Before beginning the exam, your vet asks about your pet’s lifestyle, diet, behavior, and level of physical activity. Vets are also interested in what kind of parasite prevention products owners use on their pets, such as collars, dips, and chewables. During a dog or cat exam, veterinarians evaluate the following physical and mental points:

  • How the animal walks and stands (abnormal stance or gait could indicate joint or muscle problems).
  • How alert the pet is to audible and visual stimuli.
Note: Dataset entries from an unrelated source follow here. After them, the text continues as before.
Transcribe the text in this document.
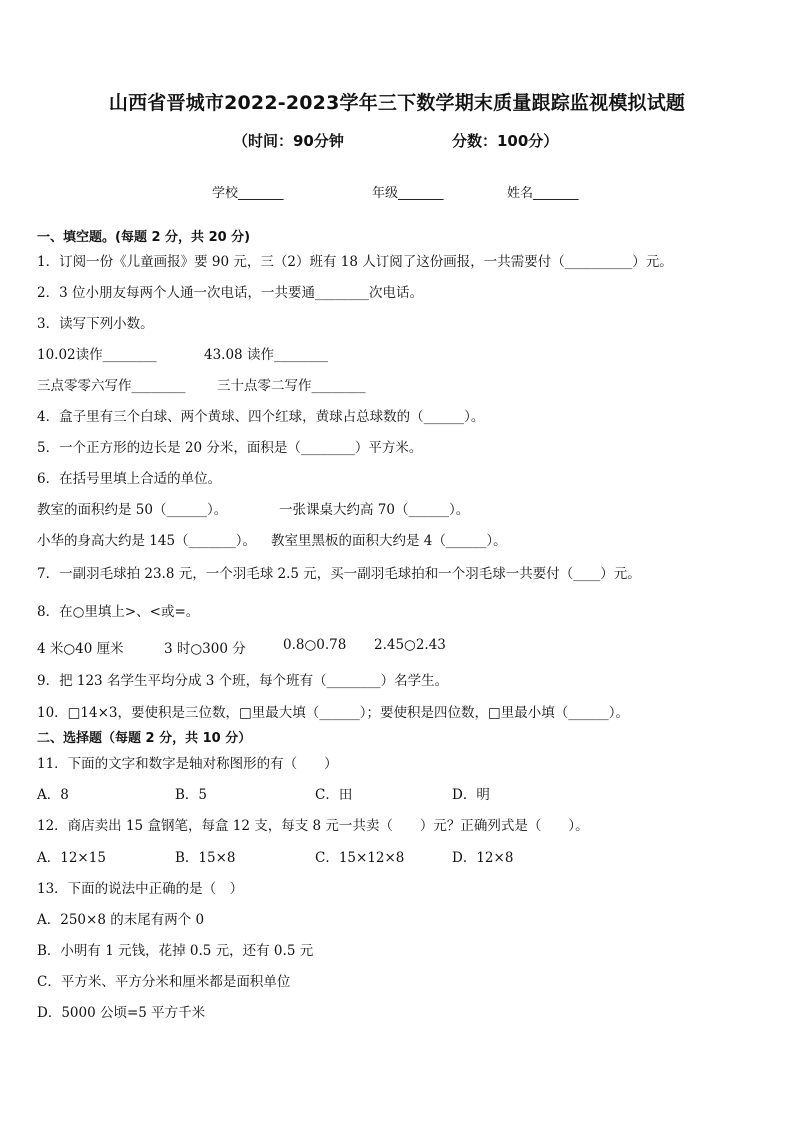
山西省晋城市2022-2023学年三下数学期末质量跟踪监视模拟试题
（时间：90分钟	分数：100分）
学校_______	年级_______	姓名_______
一、填空题。(每题 2 分，共 20 分)
1．订阅一份《儿童画报》要 90 元，三（2）班有 18 人订阅了这份画报，一共需要付（__________）元。
2．3 位小朋友每两个人通一次电话，一共要通________次电话。
3．读写下列小数。
10.02读作________	43.08 读作________
三点零零六写作________ 三十点零二写作________
4．盒子里有三个白球、两个黄球、四个红球，黄球占总球数的（______）。
5．一个正方形的边长是 20 分米，面积是（________）平方米。
6．在括号里填上合适的单位。
教室的面积约是 50（______）。	一张课桌大约高 70（______）。
小华的身高大约是 145（_______）。 教室里黑板的面积大约是 4（______）。
7．一副羽毛球拍 23.8 元，一个羽毛球 2.5 元，买一副羽毛球拍和一个羽毛球一共要付（____）元。
8．在○里填上>、<或=。
4 米○40 厘米	3 时○300 分	0.8○0.78 2.45○2.43
9．把 123 名学生平均分成 3 个班，每个班有（________）名学生。
10．□14×3，要使积是三位数，□里最大填（______）；要使积是四位数，□里最小填（______）。
二、选择题（每题 2 分，共 10 分）
11．下面的文字和数字是轴对称图形的有（　　）
A．8	B．5	C．田	D．明
12．商店卖出 15 盒钢笔，每盒 12 支，每支 8 元一共卖（　　）元？正确列式是（　　）。
A．12×15	B．15×8	C．15×12×8	D．12×8
13．下面的说法中正确的是（　）
A．250×8 的末尾有两个 0
B．小明有 1 元钱，花掉 0.5 元，还有 0.5 元
C．平方米、平方分米和厘米都是面积单位
D．5000 公顷=5 平方千米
  • Overall condition of the animal’s body. Is the pet’s weight and fat distribution appropriate for size and age?
  • Coat condition – vets look for signs of hair loss, excessive dryness, dandruff, and coat roughness.
  • Skin condition, checking for lumps, inflamed patches, oiliness, areas of abnormal skin, or thickening.
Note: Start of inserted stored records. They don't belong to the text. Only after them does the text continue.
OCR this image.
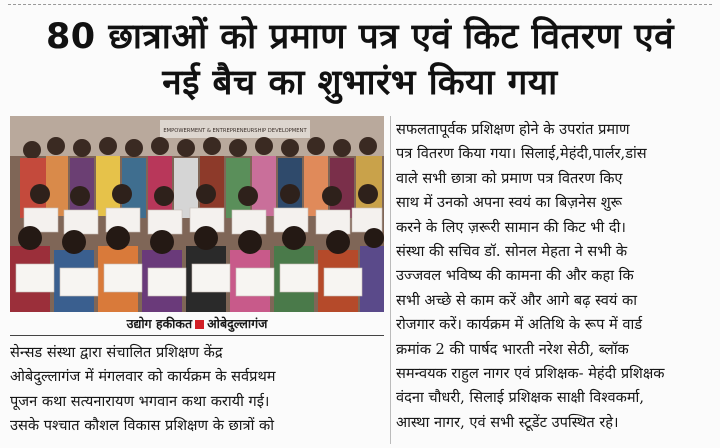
80 छात्राओं को प्रमाण पत्र एवं किट वितरण एवं
नई बैच का शुभारंभ किया गया
EMPOWERMENT & ENTREPRENEURSHIP DEVELOPMENT
उद्योग हकीकत ओबेदुल्लागंज
सेन्सड संस्था द्वारा संचालित प्रशिक्षण केंद्र
ओबेदुल्लागंज में मंगलवार को कार्यक्रम के सर्वप्रथम
पूजन कथा सत्यनारायण भगवान कथा करायी गई।
उसके पश्चात कौशल विकास प्रशिक्षण के छात्रों को
सफलतापूर्वक प्रशिक्षण होने के उपरांत प्रमाण
पत्र वितरण किया गया। सिलाई,मेहंदी,पार्लर,डांस
वाले सभी छात्रा को प्रमाण पत्र वितरण किए
साथ में उनको अपना स्वयं का बिज़नेस शुरू
करने के लिए ज़रूरी सामान की किट भी दी।
संस्था की सचिव डॉ. सोनल मेहता ने सभी के
उज्जवल भविष्य की कामना की और कहा कि
सभी अच्छे से काम करें और आगे बढ़ स्वयं का
रोजगार करें। कार्यक्रम में अतिथि के रूप में वार्ड
क्रमांक 2 की पार्षद भारती नरेश सेठी, ब्लॉक
समन्वयक राहुल नागर एवं प्रशिक्षक- मेहंदी प्रशिक्षक
वंदना चौधरी, सिलाई प्रशिक्षक साक्षी विश्वकर्मा,
आस्था नागर, एवं सभी स्टूडेंट उपस्थित रहे।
  • Eye health – evidence of discharge, excessive tearing, eyelid bumps, or cloudiness. Ear health – redness, inflammation, discharge, or thickened skin.
  • Oral health – tartar/plaque buildup at the gum line; broken, decayed, or missing teeth; mouth ulcers.
  • Vets also listen to a pet’s heart and lungs for signs of abnormalities such as arrhythmia, heart murmurs, and difficulty breathing.
  • Palpation of your pet’s abdomen can reveal indications of possible kidney, spleen, bladder, and liver disorders, especially if this type of handling causes discomfort to the animal.
Laboratory tests as part of pet exams

The vet may ask you to bring in a sample of the pet’s feces to check for roundworm or tapeworm infestation. Dogs and cats can have these parasites but present only mild symptoms like occasional diarrhea or vomiting. Heartworm testing may be recommended if the vet considers your pet at risk for heartworm infection. Depending on the results of your pet’s examination, the doctor might order blood tests to determine if a suspected infection or disease exists. Veterinary blood tests detect diabetes, thyroid disease, autoimmune disorders, and other chronic diseases affecting dogs and cats.